I do apologize for being guilty of skipping some time off the weekly health tidbits, but I hope you have been enjoying the other content and hopefully some different ideas in the segments will be coming up soon since it will be summer (if you aren’t below the equator). Since I do notice views coming in from other countries around the world, I have an interest in their food cultures and may discuss them in the future.
I thought since it is going to be warmer soon and here in America it is corn season, that I could look into the benefits of corn. Of course some of the corn we eat in products can be genetically modified so that is a particular downside if you aren’t interested in eating foods that are synthetically changed. However, when you get the chance to have non-gmo corn products you can look back on here for resources and information on corn that I will provide. So let’s take a dive into seeing what really makes corn so a-maize-ing. Since I think most people believe it doesn’t many health benefits at all and is just a starchy filler vegetable (although technically this is true since it is mainly composed of carbohydrates).
What is so great about Corn?
- Antioxidant Power!– Corn is mainly known for its carotenoids, which I will discuss in a second (but beta carotene is one of them). Along with the carotenoids, other antioxidant flavonoids like quercetin (which is good for the heart) are in corn also. Blue corn has some different antioxidants such as anthocyanins which are important for reducing oxidative stress.
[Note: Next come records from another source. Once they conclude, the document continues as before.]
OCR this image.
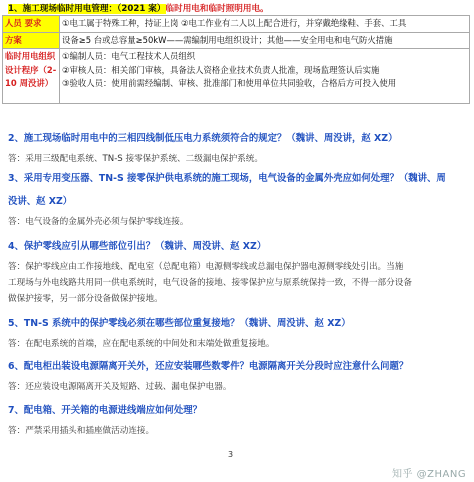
1、施工现场临时用电管理：（2021 案）临时用电和临时照明用电。
人员 要求	①电工属于特殊工种，持证上岗 ②电工作业有二人以上配合进行，并穿戴绝缘鞋、手套、工具
方案	设备≥5 台或总容量≥50kW——需编制用电组织设计；其他——安全用电和电气防火措施
临时用电组织设计程序（2-10 周没讲）	①编制人员：电气工程技术人员组织
②审核人员：相关部门审核，具备法人资格企业技术负责人批准，现场监理签认后实施
③验收人员：使用前需经编制、审核、批准部门和使用单位共同验收，合格后方可投入使用
2、施工现场临时用电中的三相四线制低压电力系统须符合的规定？（魏讲、周没讲，赵 XZ）
答：采用三级配电系统、TN-S 接零保护系统、二级漏电保护系统。
3、采用专用变压器、TN-S 接零保护供电系统的施工现场，电气设备的金属外壳应如何处理？（魏讲、周
没讲、赵 XZ）
答：电气设备的金属外壳必须与保护零线连接。
4、保护零线应引从哪些部位引出？（魏讲、周没讲、赵 XZ）
答：保护零线应由工作接地线、配电室（总配电箱）电源侧零线或总漏电保护器电源侧零线处引出。当施
工现场与外电线路共用同一供电系统时，电气设备的接地、接零保护应与原系统保持一致，不得一部分设备
做保护接零，另一部分设备做保护接地。
5、TN-S 系统中的保护零线必须在哪些部位重复接地？（魏讲、周没讲、赵 XZ）
答：在配电系统的首端，应在配电系统的中间处和末端处做重复接地。
6、配电柜出装设电源隔离开关外，还应安装哪些数零件？电源隔离开关分段时应注意什么问题？
答：还应装设电源隔离开关及短路、过载、漏电保护电器。
7、配电箱、开关箱的电源进线端应如何处理？
答：严禁采用插头和插座做活动连接。
3
知乎 @ZHANG
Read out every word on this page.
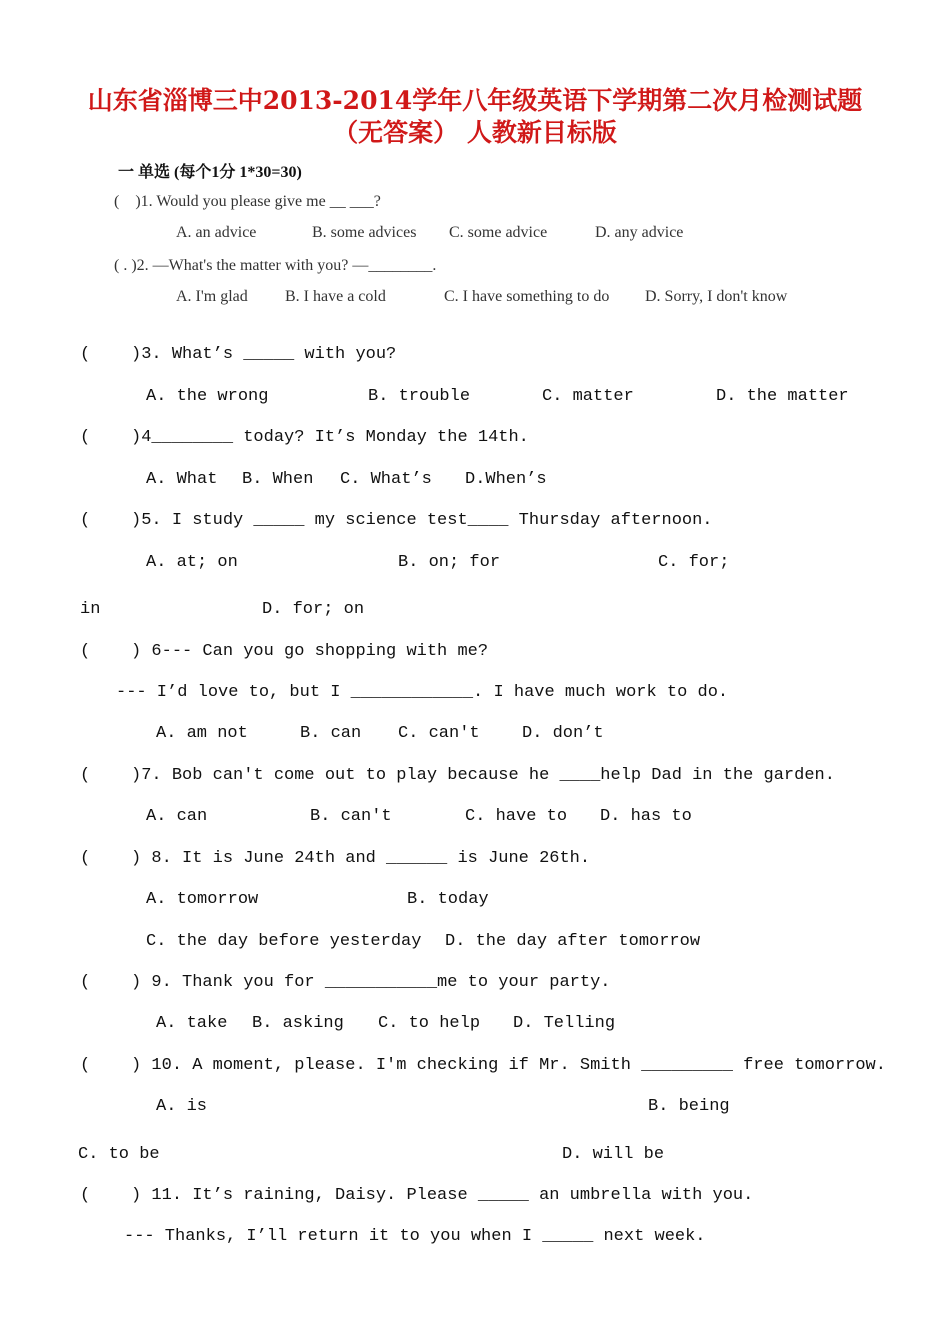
山东省淄博三中2013-2014学年八年级英语下学期第二次月检测试题
（无答案） 人教新目标版
一 单选 (每个1分 1*30=30)
(    )1. Would you please give me __ ___?
A. an advice	B. some advices C. some advice	D. any advice
( . )2. —What's the matter with you? —________.
A. I'm glad B. I have a cold	C. I have something to do D. Sorry, I don't know
(    )3. What’s _____ with you?
A. the wrong	B. trouble	C. matter	D. the matter
(    )4________ today? It’s Monday the 14th.
A. What B. When C. What’s D.When’s
(    )5. I study _____ my science test____ Thursday afternoon.
A. at; on	B. on; for	C. for;
in	D. for; on
(    ) 6--- Can you go shopping with me?
--- I’d love to, but I ____________. I have much work to do.
A. am not	B. can C. can't D. don’t
(    )7. Bob can't come out to play because he ____help Dad in the garden.
A. can	B. can't	C. have to D. has to
(    ) 8. It is June 24th and ______ is June 26th.
A. tomorrow	B. today
C. the day before yesterday D. the day after tomorrow
(    ) 9. Thank you for ___________me to your party.
A. take B. asking C. to help D. Telling
(    ) 10. A moment, please. I'm checking if Mr. Smith _________ free tomorrow.
A. is	B. being
C. to be	D. will be
(    ) 11. It’s raining, Daisy. Please _____ an umbrella with you.
--- Thanks, I’ll return it to you when I _____ next week.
- Keeping Your Eyes Sharp: With the new digital age, many people tend to look at their computers or other devices all day and this can cause eye strain and fatigue. These aren’t things we really want for our eyes, and we desire to keep them strong for the long term as we get older. A lot of people have heard that carrots are great for your eyesight, but generally have never heard that corn is good for it as well.
- The two most well known antioxidants for eye health that are in corn are named lutein and zeaxanthin. Concentrations of these antioxidants are found in our eyes and are believed to block blue light from reaching the retina which could reduce light induced oxidative stress, thus reducing the risk of macular degeneration in the eyes. Corn only has about 2.2mg of lutein in a cup and its recommended to get at least 6mg, but don’t fear since many other veggies like dark leafy greens have high amounts of lutein.
- Protecting Your Heart: When I do these weekly health tidbits now, I notice a pattern in the health benefits of many of the ingredients especially with heart health. It is no surprise that corn would also be on the list at being able to help with cholesterol levels and hypertension, but how exactly? Well, generally the intake of soluble fiber from any vegetable is beneficial for the cardiovascular system, but corn oil in particular has been looked at for preventing or inhibiting plaque on the arteries and on cholesterol levels (or an anti-atherogenic effect). The main reason why corn oil can be beneficial to the heart this way, is that it is an optimal or ideal combination of fatty acids. Bad LDL cholesterol can get replaced at binding sites due to the omega 3 fatty acids that strip them away, thus reducing plaque in the arteries, blood pressure and cholesterol.
- Digestive Health: With 4.5 grams of fiber in a cup of it, corn provides a filling amount of fiber both soluble and insoluble. The insoluble parts of the corn kernels actually pass through our digestive tract metabolized as well as unabsorbed. While this doesn’t sound that beneficial, it actually helps regulate things like our bowel movements.
- What is even more beneficial is the soluble fiber, which can go down into the large intestine and get metabolized by intestinal bacteria, turning into short chain fatty acids. These acids help to create a healthy microbiome and a place in the intestines to grow good bacteria, leading to better intestinal function and reduction of digestive health concerns like colon cancer.
- Can help regulate blood sugar: While many people see corn as a starchy vegetable that isn’t good for blood sugar levels, it is important to note that it is a complex carbohydrate that isn’t refined like white carbs such as pasta or bread. (although obviously processed corn products aren’t the same as whole and fresh corn- we are talking to you candy corn).
- Crops like corn have antidiabetic properties due to the protective phenolic phytochemicals that can control blood sugar levels. Corn is filling and doesn’t make you lose energy quickly, but its fiber content is also what helps to regulate or keep your blood sugar a little more steady. Yes, corn will still bring up your blood sugar levels if they were low and you hadn’t eaten in a while (like most foods do) but it will do it in a way that is at a slowed rate into your bloodstream. If you are diabetic though, it should be eaten in moderation since it is a higher starch vegetable, so don’t go eating cups of it each day (or if you are on a lower carb diet, small amounts of corn on occasion would be best).
While there are some downsides to corn, such as antinutrients like phytic acid (that is also in other foods like whole grains and beans), the benefits can greatly outweigh the cons that come with everything we eat. The key with corn is to not have it as salty processed snacks since it is a cheaper crop that is used in many snack items. Having it in moderation in its whole forms and different colors too is what is most helpful for our bodies, especially for those with health conditions like hypertension and diabetes.